DE CE CÔTÉ-CI de l’Atlantique, on tend à penser que M. Romney ne fait guère le poids contre Barack Obama. Mauvais orateur, gaffeur impénitent, mormon (ce qui n’est pas une bonne référence aux yeux des évangélistes), il ne convainc pas l’opinion quant à sa capacité à favoriser la croissance et à réduire le chômage. Pourtant, la bataille sera rude. Car M. Obama a déçu la classe moyenne, habituée à des crises courtes, suivies de périodes de forte croissance, schéma qui a disparu avec une crise profonde et redoublée (double dip crisis) qui dure depuis 2008. Le président en exercice, qui a perdu sa majorité parlementaire en 2010, n’a réussi qu’à imposer sa réforme de l’assurance-maladie, ce qui serait tout de même un exploit historique si elle n’était aujourd’hui menacée par la perspective d’une victoire, toujours possible, de son adversaire. Le printemps arabe s’est chargé de mettre à mal sa grandiose vision d’une Amérique qui ne s’ingèrerait plus dans le destin des autres pays. Les républicains lui reprochent son intervention en Libye alors que les États-Unis n’ont pas pris le leadership de la lutte contre Mouammar Kadhafi et demeurent inertes au sujet de la Syrie. Il n’a pas non plus réduit la dette ou les déficits publics et Mitt Romney le lui rappelle tous les jours, là aussi en lui adressant le reproche contradictoire d’un insuffisant soutien à l’économie.

Ryan : un bon choix.

Le choix de Paul Ryan comme candidat à la vice-présidence a été excellent. Contrairement à M. Romney, M. Ryan s’est bâti à la Chambre des représentants une réputation de technicien compétent de la réduction des déficits en proposant des coupes dans les budgets sociaux, Social Security (retraites), Medicare (soins aux personnes âgées) ou Medicaid (soins aux pauvres). Son inspiration est néanmoins ultra-libérale; elle effraie les retraités et les indigents. L’arrivée en lice de M. Ryan (42 ans) ne s’est pas traduite à ce jour par une flambée de la cote de popularité du « ticket » républicain. L’opinion est donc partagée à peu près à égalité entre les deux camps, avec, pour le moment, un léger avantage au président sortant, notamment dans les fameux « swing states » (Floride, Ohio, Virginie, Iowa, Wisconsin, Michigan), c’est-à-dire les États qui, tous les quatre ans votent indifféremment pour l’un ou l’autre camp et dont les suffrages sont donc décisifs.

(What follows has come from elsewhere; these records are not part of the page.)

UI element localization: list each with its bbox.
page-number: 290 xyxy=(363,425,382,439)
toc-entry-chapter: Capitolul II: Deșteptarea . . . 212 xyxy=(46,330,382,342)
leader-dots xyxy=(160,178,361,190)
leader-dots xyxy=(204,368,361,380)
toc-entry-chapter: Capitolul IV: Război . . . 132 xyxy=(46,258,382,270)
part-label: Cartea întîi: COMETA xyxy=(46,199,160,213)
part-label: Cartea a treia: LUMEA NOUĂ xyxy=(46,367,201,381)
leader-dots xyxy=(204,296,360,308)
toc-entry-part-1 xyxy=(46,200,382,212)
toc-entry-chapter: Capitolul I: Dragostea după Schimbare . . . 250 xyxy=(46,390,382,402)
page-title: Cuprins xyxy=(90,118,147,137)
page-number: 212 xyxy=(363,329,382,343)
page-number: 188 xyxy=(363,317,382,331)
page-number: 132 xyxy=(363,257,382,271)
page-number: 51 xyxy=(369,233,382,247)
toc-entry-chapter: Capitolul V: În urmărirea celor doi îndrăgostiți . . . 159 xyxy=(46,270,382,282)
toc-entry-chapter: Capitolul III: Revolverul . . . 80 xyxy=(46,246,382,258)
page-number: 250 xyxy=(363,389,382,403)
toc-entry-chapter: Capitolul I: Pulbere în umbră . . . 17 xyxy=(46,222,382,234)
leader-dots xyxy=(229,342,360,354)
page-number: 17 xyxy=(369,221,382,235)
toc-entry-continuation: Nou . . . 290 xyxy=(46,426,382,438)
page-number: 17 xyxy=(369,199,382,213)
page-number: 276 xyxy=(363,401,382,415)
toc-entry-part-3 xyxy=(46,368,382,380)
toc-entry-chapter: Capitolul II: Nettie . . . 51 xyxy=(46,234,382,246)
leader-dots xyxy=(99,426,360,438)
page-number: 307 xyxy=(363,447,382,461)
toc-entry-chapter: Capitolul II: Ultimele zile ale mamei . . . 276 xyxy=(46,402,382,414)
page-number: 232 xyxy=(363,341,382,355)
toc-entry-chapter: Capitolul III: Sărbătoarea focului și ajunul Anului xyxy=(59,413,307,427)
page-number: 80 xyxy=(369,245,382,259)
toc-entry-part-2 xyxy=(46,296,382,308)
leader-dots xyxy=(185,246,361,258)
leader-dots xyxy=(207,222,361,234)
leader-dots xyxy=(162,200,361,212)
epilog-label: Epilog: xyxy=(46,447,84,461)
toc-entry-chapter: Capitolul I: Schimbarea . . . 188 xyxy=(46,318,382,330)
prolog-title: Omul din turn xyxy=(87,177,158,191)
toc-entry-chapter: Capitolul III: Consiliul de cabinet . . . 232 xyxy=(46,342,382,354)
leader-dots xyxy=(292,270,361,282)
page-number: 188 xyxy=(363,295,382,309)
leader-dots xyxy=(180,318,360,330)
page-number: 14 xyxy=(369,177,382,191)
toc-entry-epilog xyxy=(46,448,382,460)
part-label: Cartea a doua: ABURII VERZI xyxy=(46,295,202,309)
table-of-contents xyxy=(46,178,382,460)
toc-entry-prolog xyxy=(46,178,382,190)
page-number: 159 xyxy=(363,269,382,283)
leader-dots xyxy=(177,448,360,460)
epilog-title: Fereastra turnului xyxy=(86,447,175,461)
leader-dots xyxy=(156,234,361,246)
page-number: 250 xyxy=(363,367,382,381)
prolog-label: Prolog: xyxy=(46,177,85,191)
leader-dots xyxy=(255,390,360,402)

L’avance dont bénéficie M. Obama se réduit toutefois. De la droite conservatrice, qui l’abreuve tous les jours d’injures et d’arguments complètement artificiels (comme les « birthers » qui continuent à prétendre qu’il n’est pas né aux États-Unis malgré la production d’un certificat de naissance établi à Hawaii), le président n’a rien à attendre ; quant à la gauche, elle devra soit se contenter de M. Obama, soit donner le pouvoir à un homme beaucoup plus à droite et libéral que tous les présidents passés, y compris Ronald Reagan. Bouleversés par l’amère prise de conscience du déclin de leur pays, en proie à un chômage qui ne diminue pas et à la baisse de leur pouvoir d’achat, les Américains semblent regretter leur audace de 2007, l’année où, non sans un enthousiasme remarquable, ils ont fait entrer à la Maison Blanche un président noir. Il serait simpliste de dire qu’après le progrès historique d’il y a près de cinq ans, succède le retour au conservatisme. Mais tout se passe comme si l’électorat, épouvanté par sa propre témérité, ne serait pas loin de croire qu’il doit maintenant la digérer.

Bien entendu, les jeux ne sont pas faits. la convention améliorera les scores sondagiers de M. Romney. Mais la campagne n’a pas encore commencé, malgré des échanges de mauvais procédés dans les spots publicitaires où les deux candidats ont rivalisé de mauvais goût. Le coffre de Romney est plus plein que celui d’Obama, mais le président, dont la modération jugée excessive n’a empêché ni un fréquent usage des drones contre les terroristes, ni l’opération  qui a abouti à l’exécution d’Oussama Ben Laden, dispose d’une équipe soudée qui lui a donné la victoire en 2007. Une victoire de M. Romney serait celle, ne le cachons pas, d’une inquiétante ignorance diplomatique et d’une libéralisation de l’économie alors que celle-ci a plutôt besoin d’une régulation accrue. Une victoire de M. Obama n’aurait de sens que s’il mettait enfin en oeuvre les réformes qu’il a annoncées il y a cinq ans.